Оказавшись снаружи, Тресси глубоко вдохнула чистый вечерний воздух. Далеко на западе серебрился тонкий, едва различимый серпик месяца, и в его изгибе притаилась одинокая храбрая звездочка.
– Погляди-ка, Тресси, – сказал Рид, поворачиваясь так, чтобы она могла лучше рассмотреть эту картину. – Старина-месяц просто пылинки сдувает с этой яркой малютки. Бьюсь об заклад, он не допустит, чтобы с ней случилась беда.
Он ниже опустил голову, и с его губ сорвался невнятный звук – то ли вздох, то ли стон. Даже сквозь одеяло Тресси ощутила на своем обнаженном плече его жаркое дыхание. Ее охватила дрожь, и она крепче ухватилась руками за шею Рида.
Он молча вдыхал запах ее тела, все еще напоминавший о недавней болезни. Нет, теперь Тресси не умрет, и наверняка ей скоро опять захочется искупаться. При мысли об этом губы Рида дрогнули в невольной улыбке, хотя ему было не до веселья. Тресси жива… и все же ему суждено безвозвратно потерять ее.
– Пойдем-ка в хижину, детка, – проговорил он вслух. – Я просто хотел показать тебе, что за время твоей болезни мир не провалился в тартарары.
Когда Рид бережно опустил Тресси на ее жестковатое ложе, она спросила:
– Долго я проболела?
– Я каждый день делал зарубку на стене хижины. – Рид просиял знакомой широкой улыбкой. – Так и знал, что ты непременно об этом спросишь. Дай-ка подсчитаем… пять, шесть…
– Вначале мне казалось, что ты умрешь, – прибавил он глухо и лишь тогда снова повернулся к Тресси. – Плохо же я знал тебя, детка! Ты у меня крепкий орешек.
– Что же это со мной такое было? Шулерия? – Тресси не смогла сдержать дрожи в голосе.
– Да нет, что ты! Без доктора точно не скажешь, но мне думается, что тебя скрутила холера.

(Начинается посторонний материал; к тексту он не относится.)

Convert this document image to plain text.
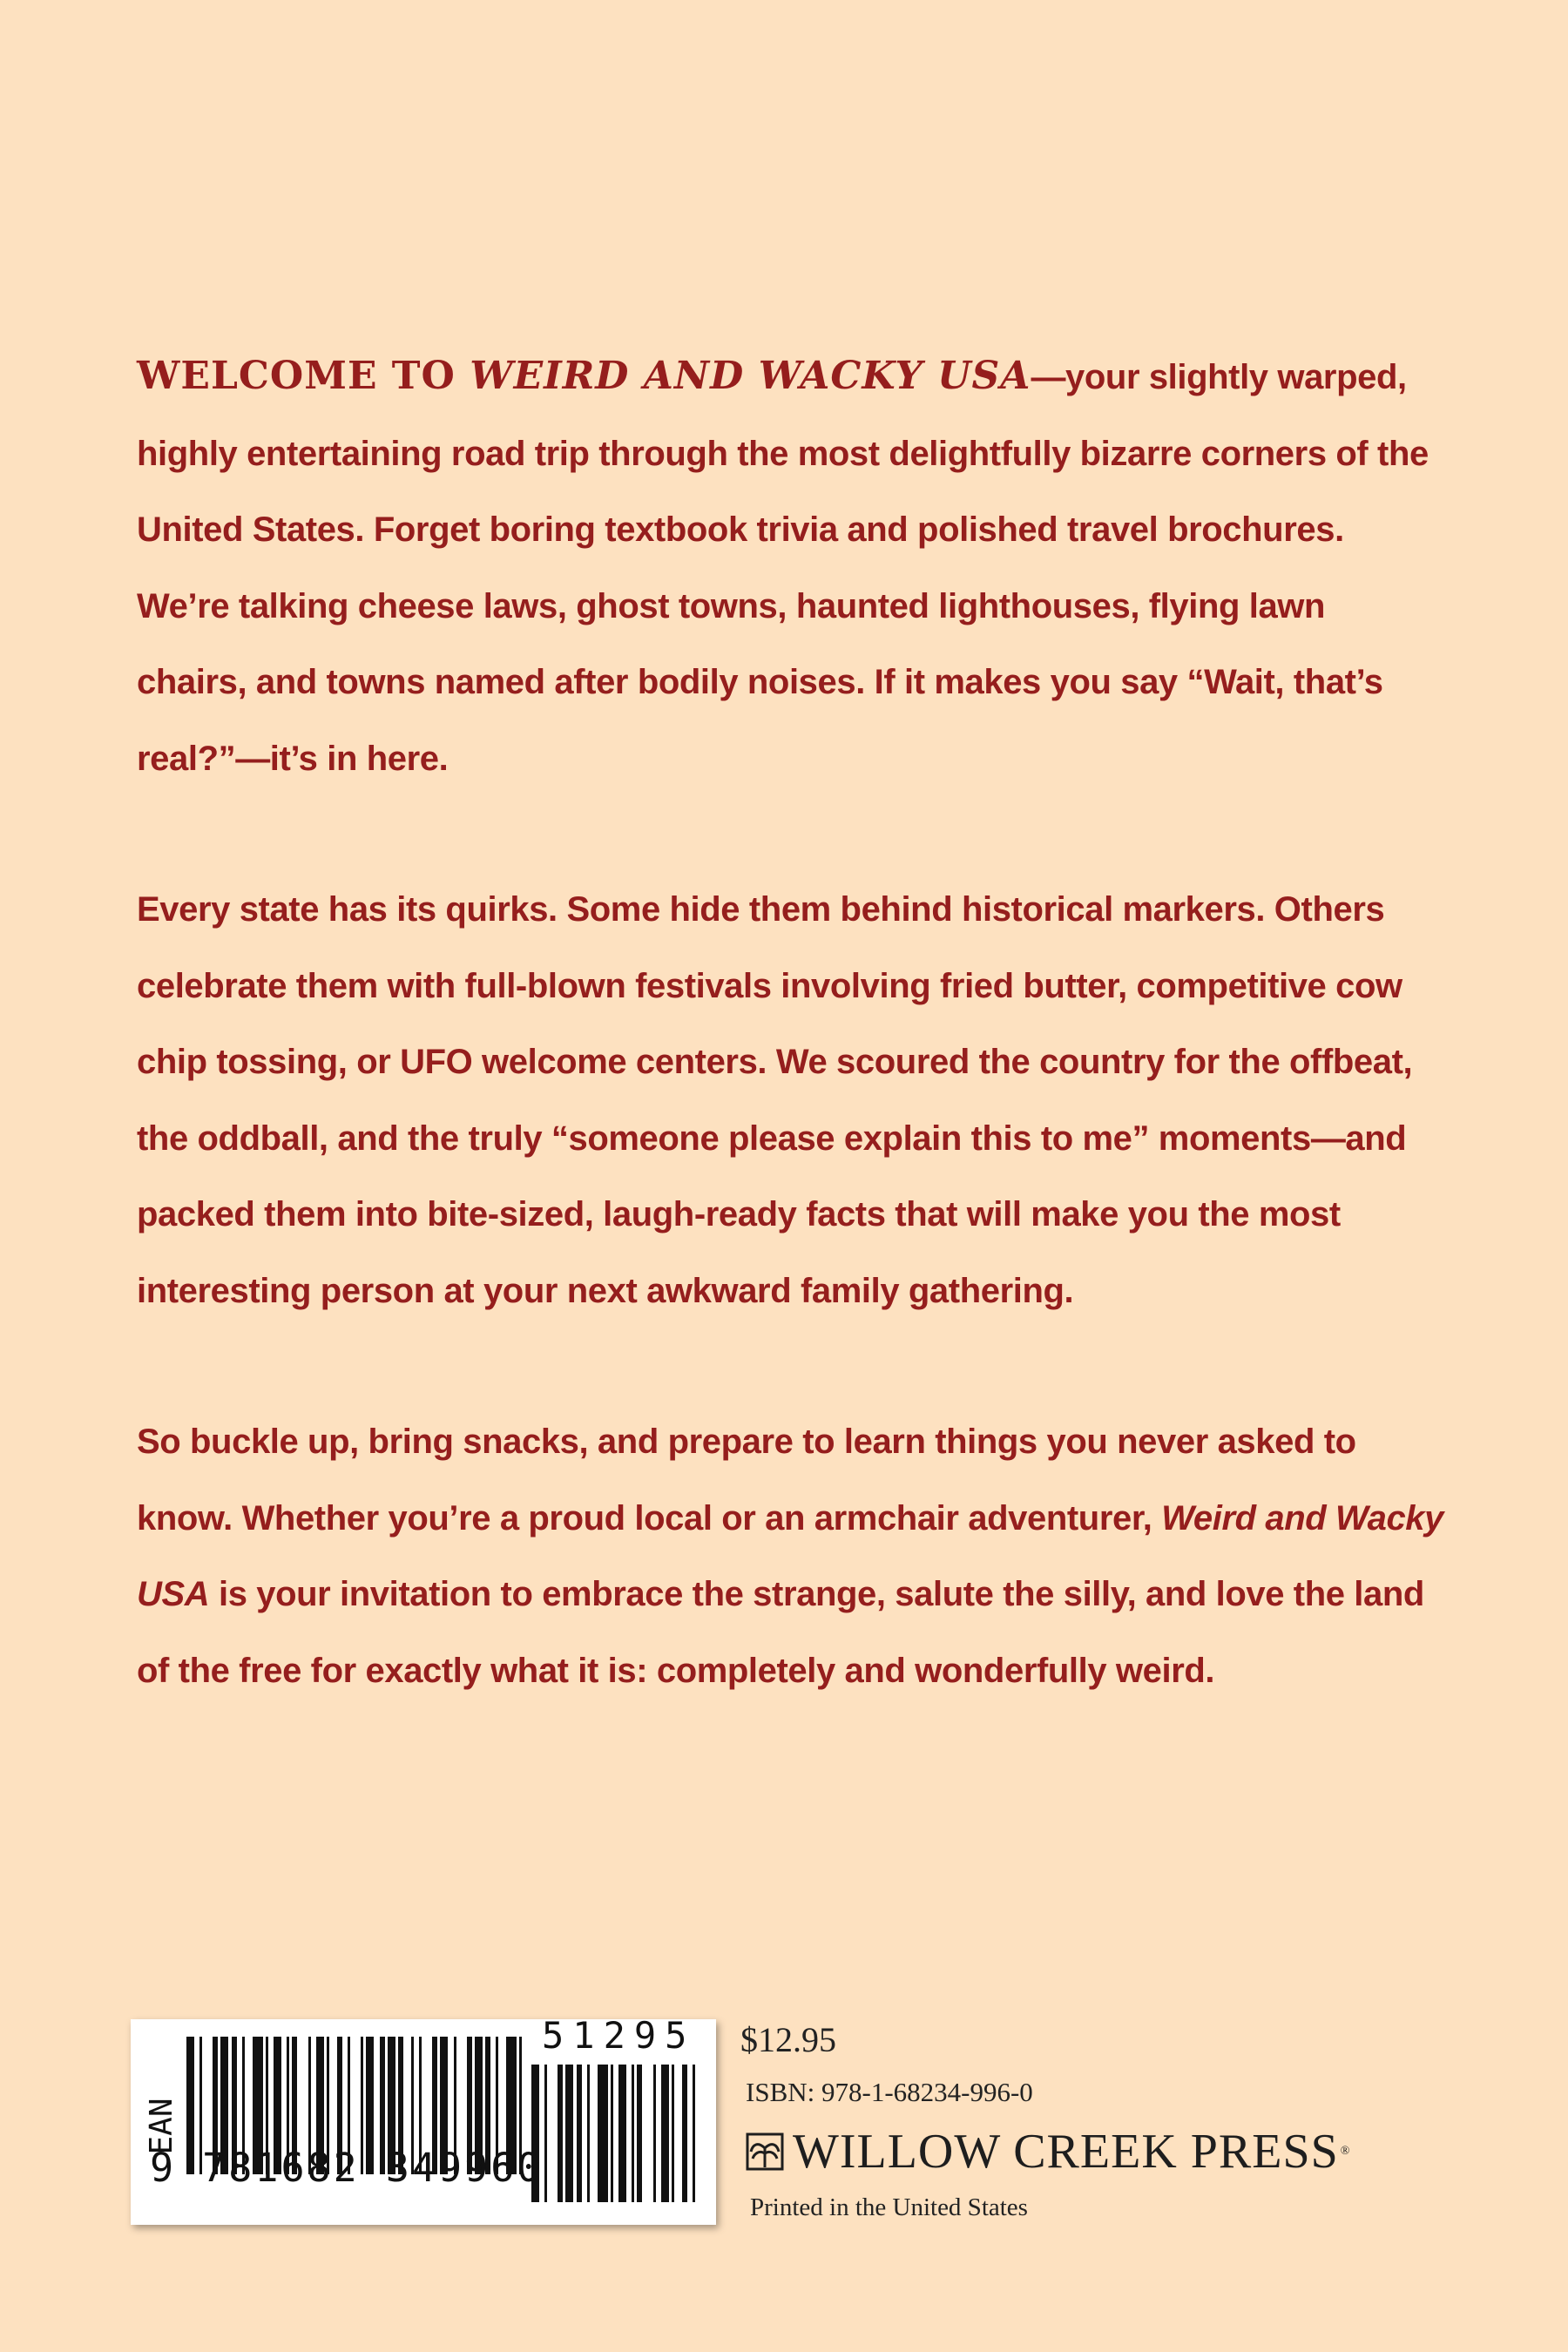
WELCOME TO WEIRD AND WACKY USA—your slightly warped, highly entertaining road trip through the most delightfully bizarre corners of the United States. Forget boring textbook trivia and polished travel brochures. We’re talking cheese laws, ghost towns, haunted lighthouses, flying lawn chairs, and towns named after bodily noises. If it makes you say “Wait, that’s real?”—it’s in here.

Every state has its quirks. Some hide them behind historical markers. Others celebrate them with full-blown festivals involving fried butter, competitive cow chip tossing, or UFO welcome centers. We scoured the country for the offbeat, the oddball, and the truly “someone please explain this to me” moments—and packed them into bite-sized, laugh-ready facts that will make you the most interesting person at your next awkward family gathering.

So buckle up, bring snacks, and prepare to learn things you never asked to know. Whether you’re a proud local or an armchair adventurer, Weird and Wacky USA is your invitation to embrace the strange, salute the silly, and love the land of the free for exactly what it is: completely and wonderfully weird.

EAN
9 781682 349960
51295 $12.95
ISBN: 978-1-68234-996-0
WILLOW CREEK PRESS ®
Printed in the United States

– Ох! – Тресси в ужасе зажала кулачком рот. – Просто чудо, что я осталась жива! Ты спас мне жизнь, Рид Бэннон.
– Всему виной та проклятая вода из фургона. Мне бы следовало сообразить это сразу, когда хоронил тех несчастных. Забрать их воду… вот болван! Просто затмение нашло. Они, должно быть, подцепили хворь в пути, и скорее всего от воды. Вот зараза и осталась в бурдюке. Словом, я сжег эту штуку.
Глаза Тресси смыкались сами собой, но ей так хотелось смотреть на Рида. Смотреть, как он, волнуясь, расхаживает по хижине, как отбрасывает волосы со лба, прежде чем взглянуть на нее. Он все больше становился похож на индейца – кровь матери-сиу оставила в нем неизгладимый след. Тресси с жадностью вслушивалась в его низкий волнующий голос, отгонявший от нее все страхи, точно материнская колыбельная, – ни с кем прежде она не чувствовала себя так хорошо и спокойно. И все же сон неумолимо сморил ее. Этой ночью Тресси спала крепко, без кошмаров и, проснувшись, почувствовала себя окрепшей.
После завтрака Рид снова вынес ее наружу, но на сей раз усадил на большом валуне неподалеку от хижины, а сам отправился привести в порядок постель. Едва он скрылся в хижине, как Тресси распахнула одеяло и подставила нагое бледное тело ласковым лучам утреннего солнца. Только сейчас она смогла как следует оглядеться по сторонам, и увиденное привело ее в восторг. Далеко внизу расстилался край, которым они прошли, – россыпи валунов, меж которых торчали кактусы, золотился низкий кустарник и отливали медью корявые крепкие сосенки. Прямо от хижины круто вниз вела опасная узкая тропка, а позади величаво высились горы. В их складках лежали глубокие тени – лиловые, синие, коричневые – и еще белее казались снежные шапки, искрившиеся под летним солнцем.
Пригревшись, Тресси откинулась на спину и прикрыла глаза. Так и нашел ее вернувшийся Рид. Прежде чем окликнуть ее, он долго смотрел, запоминая каждый изгиб ее стройного тела. Эта картина останется в его памяти, когда Тресси окончательно покинет его.
– Устала? – наконец спросил он, и Тресси от неожиданности тихонько ойкнула. Когда она открыла глаза, Рид с неподдельным восторгом любовался видом далеких заснеженных гор.
– Ты меня испугал, – прошептала Тресси, осознав, что лежит перед ним нагишом… если только Рид вообще удосужился посмотреть на нее.